If Walls Could Talk

Ever since the first caveman or woman drew a bison, people have loved wall paintings. Amid the remains of Roman Pompeii are beautiful murals of leafy gardens full of fruit trees and flowers while, centuries later, Italian Renaissance ducal palaces were adorned with frolicking gods and goddesses. Early American settlers preferred to paint naive landscapes with pale, slender trees and limpid lakes, but the Gilded Age of the late 19th century saw the walls and ceilings of American mansions (as well as the public institutions endowed by their rich owners) decorated with bold, florid designs. Almost all featured pillowy clouds; the most enduring mural trope throughout the centuries. Now, there are signs that murals are making a return, with those historic subjects—with the possible exception of the bison—being painted onto American walls.

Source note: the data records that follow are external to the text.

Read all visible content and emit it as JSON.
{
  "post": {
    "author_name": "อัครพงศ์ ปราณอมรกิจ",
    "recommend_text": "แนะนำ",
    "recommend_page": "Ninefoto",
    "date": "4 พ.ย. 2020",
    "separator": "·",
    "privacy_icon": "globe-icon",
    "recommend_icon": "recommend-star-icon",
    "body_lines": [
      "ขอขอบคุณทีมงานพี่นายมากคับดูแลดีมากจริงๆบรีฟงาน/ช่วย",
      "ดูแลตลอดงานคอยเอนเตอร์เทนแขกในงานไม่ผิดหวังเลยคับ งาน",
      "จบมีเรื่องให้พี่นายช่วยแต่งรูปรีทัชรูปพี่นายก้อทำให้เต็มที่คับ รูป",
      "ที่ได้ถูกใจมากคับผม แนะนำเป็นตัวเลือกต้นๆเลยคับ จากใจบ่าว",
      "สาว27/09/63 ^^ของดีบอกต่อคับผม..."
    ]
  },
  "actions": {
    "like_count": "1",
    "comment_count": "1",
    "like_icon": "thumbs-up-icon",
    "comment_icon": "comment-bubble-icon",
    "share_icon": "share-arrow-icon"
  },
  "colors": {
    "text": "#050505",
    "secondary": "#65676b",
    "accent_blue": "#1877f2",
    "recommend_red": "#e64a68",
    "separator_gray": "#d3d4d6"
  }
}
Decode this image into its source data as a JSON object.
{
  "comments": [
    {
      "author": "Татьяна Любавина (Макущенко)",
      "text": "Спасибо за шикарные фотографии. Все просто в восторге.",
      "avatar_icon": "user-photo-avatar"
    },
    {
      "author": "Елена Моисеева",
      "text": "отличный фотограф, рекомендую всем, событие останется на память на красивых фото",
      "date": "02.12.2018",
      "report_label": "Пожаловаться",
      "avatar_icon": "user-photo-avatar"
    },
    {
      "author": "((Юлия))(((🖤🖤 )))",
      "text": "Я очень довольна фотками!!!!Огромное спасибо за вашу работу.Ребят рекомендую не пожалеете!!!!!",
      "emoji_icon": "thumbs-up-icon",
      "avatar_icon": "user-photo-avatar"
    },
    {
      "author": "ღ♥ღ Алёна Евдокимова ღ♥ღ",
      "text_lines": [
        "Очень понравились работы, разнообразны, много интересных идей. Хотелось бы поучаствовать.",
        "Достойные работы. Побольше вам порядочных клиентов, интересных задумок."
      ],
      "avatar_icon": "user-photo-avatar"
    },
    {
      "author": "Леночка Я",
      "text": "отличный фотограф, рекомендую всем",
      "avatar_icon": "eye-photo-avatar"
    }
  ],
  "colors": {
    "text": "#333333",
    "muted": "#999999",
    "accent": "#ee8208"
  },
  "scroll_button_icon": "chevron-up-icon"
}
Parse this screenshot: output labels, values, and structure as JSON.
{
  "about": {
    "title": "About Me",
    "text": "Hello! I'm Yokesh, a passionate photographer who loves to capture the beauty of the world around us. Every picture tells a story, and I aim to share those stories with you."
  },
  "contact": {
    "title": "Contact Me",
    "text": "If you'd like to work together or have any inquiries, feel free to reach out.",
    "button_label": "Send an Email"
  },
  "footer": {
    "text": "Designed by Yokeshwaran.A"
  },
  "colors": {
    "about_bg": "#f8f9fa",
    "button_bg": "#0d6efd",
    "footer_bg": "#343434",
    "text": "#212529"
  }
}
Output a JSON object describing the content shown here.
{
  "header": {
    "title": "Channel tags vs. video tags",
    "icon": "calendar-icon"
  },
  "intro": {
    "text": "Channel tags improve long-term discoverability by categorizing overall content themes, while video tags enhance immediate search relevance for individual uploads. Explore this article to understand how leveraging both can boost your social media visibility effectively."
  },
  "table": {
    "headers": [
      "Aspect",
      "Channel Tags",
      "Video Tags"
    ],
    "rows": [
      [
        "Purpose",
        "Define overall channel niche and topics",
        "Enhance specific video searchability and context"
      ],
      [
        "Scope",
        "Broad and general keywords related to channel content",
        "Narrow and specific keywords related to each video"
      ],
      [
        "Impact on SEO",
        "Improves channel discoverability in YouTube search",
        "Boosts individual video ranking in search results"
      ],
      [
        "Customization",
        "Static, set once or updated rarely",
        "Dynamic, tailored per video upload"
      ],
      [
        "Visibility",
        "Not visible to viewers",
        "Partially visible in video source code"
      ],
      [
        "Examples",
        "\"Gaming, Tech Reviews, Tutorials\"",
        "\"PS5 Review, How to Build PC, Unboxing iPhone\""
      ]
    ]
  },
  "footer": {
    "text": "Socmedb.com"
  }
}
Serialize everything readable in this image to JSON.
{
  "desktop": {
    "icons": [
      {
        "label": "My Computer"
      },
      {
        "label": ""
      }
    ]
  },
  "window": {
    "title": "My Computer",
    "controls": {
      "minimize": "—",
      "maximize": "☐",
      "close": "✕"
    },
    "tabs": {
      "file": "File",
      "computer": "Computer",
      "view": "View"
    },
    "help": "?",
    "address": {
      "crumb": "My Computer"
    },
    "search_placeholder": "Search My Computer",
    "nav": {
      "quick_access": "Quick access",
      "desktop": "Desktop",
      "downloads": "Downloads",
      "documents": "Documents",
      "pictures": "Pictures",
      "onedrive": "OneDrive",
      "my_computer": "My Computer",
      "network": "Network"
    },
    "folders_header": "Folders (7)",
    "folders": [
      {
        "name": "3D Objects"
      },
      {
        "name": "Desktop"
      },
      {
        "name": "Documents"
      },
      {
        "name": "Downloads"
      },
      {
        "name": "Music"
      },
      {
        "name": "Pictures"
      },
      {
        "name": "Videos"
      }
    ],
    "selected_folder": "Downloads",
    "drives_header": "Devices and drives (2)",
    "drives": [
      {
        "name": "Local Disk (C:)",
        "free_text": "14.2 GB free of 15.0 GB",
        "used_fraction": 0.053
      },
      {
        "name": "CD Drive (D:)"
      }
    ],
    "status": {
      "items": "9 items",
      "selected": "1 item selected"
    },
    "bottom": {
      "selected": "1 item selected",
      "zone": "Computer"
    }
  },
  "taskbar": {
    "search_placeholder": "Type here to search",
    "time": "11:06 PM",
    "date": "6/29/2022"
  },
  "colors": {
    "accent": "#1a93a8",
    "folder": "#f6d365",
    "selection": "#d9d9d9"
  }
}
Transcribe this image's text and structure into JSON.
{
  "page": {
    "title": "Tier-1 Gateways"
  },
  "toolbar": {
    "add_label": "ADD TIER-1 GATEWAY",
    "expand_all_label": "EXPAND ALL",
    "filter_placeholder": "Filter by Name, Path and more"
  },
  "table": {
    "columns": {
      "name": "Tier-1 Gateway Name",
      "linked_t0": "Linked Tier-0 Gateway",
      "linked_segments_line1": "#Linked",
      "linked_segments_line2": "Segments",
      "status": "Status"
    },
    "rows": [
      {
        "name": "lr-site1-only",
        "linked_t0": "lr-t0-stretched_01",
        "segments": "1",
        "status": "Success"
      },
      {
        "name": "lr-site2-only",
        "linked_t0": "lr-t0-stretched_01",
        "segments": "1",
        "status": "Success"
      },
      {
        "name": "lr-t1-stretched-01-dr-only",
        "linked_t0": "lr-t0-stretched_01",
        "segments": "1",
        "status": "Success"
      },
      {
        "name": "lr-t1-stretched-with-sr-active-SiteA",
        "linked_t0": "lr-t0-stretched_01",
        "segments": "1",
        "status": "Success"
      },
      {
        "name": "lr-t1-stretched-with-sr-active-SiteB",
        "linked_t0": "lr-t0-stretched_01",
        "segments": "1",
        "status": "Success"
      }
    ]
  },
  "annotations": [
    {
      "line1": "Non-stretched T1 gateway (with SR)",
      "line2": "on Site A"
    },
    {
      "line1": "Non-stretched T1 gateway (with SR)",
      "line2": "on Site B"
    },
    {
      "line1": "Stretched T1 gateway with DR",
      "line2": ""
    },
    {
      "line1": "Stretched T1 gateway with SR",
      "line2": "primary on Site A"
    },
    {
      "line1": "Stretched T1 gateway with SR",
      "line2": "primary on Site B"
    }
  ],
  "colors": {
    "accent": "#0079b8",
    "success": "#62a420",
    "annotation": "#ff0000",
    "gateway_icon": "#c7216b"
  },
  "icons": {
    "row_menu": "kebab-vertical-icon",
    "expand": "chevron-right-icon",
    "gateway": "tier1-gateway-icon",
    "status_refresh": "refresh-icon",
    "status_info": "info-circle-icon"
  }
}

The bar at New York’s Le Coucou restaurant in lower Manhattan, with its misty, feathery trees, was painted by much-in-demand muralist Dean Barger. “I want the viewer to get lost in the illusion,” he says of his work, which he paints at large and smaller scale on walls across the US. Recent projects include a dreamy moonscape for the Stable Hall music venue in San Antonio, Texas, and some nebulous pine trees in the manner of the Japanese artist Hasegawa Tōhaku (1539–1610) for the newly opened Nami restaurant in Lake Nona, Florida.

Stephen Alesch of Roman and Williams, the design firm behind Le Coucou’s interiors, says: ‘‘I hate those murals where every brushstroke is screaming for attention’’—and Barger agrees. Instead, he uses multiple diaphanous washes of very dilute artist’s acrylic to create his illusions, “so you are never sure if you are looking at a lake or mist on a meadow.”